# Snorkeling a '09 Foreman 500



## Kawi Monster (Feb 12, 2012)

Im putting a rad relocation on my buddies 2009 Foreman 500 and he wants a snorkel done in her as well, that's not the issue, what I want to know is if I put a 2" snorkel on it will he need to rejet?
I'm a brute/grizzly/can am guy so I wanted to ask about this Honda


----------



## Polaris425 (Dec 16, 2004)

Would probably be ok w/ 2" If it ends up getting a little too much air you can always put a reducer on it to restrict a little air... Always easier to restrict than try to add more.


----------



## Kawi Monster (Feb 12, 2012)

A reducer like a 2" to a 1.5"?
How hard are these too rejet? I assume a bit easier since it only has 1 jet right?
What is a recommended jet setting and or type. I'm more an EFI guy so some of my questions might be dumb to you guys, sorry.


----------



## LM83 (Jul 23, 2010)

If all you're doing is adding a snorkel u should be fine. 


Sent from my iPhone using Tapatalk


----------



## JPs300 (Mar 23, 2011)

Likely be fine with just the single 2" snorkel. Might open the pilot screw just a tad depending on how it idles when finished.


----------



## bump530 (Jan 5, 2009)

A radiator relocation on a 09 foreman huh? lol im assuming you mean oil cooler.
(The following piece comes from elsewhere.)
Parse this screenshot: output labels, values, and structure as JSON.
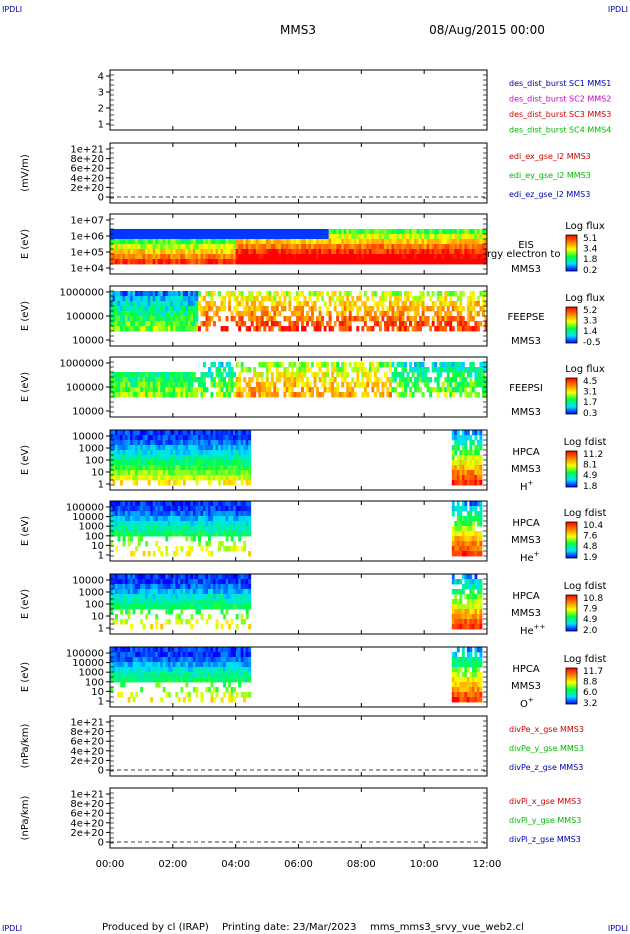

anyways on to the snorkel. start with 1.5" at the airbox (actually put a 1.5" 45 fitting into the rubber boot). then swap to 2" just past the motor. It shouldnt need rejetting after that, just a lil tweeking of the a/f screw like JP suggested.

ive snorkeled several 500s..I know the parts list by memory lol


----------



## redneckrancher420 (Jul 5, 2011)

I know mine is a efi bike but thats how i did mine runs just like stock


----------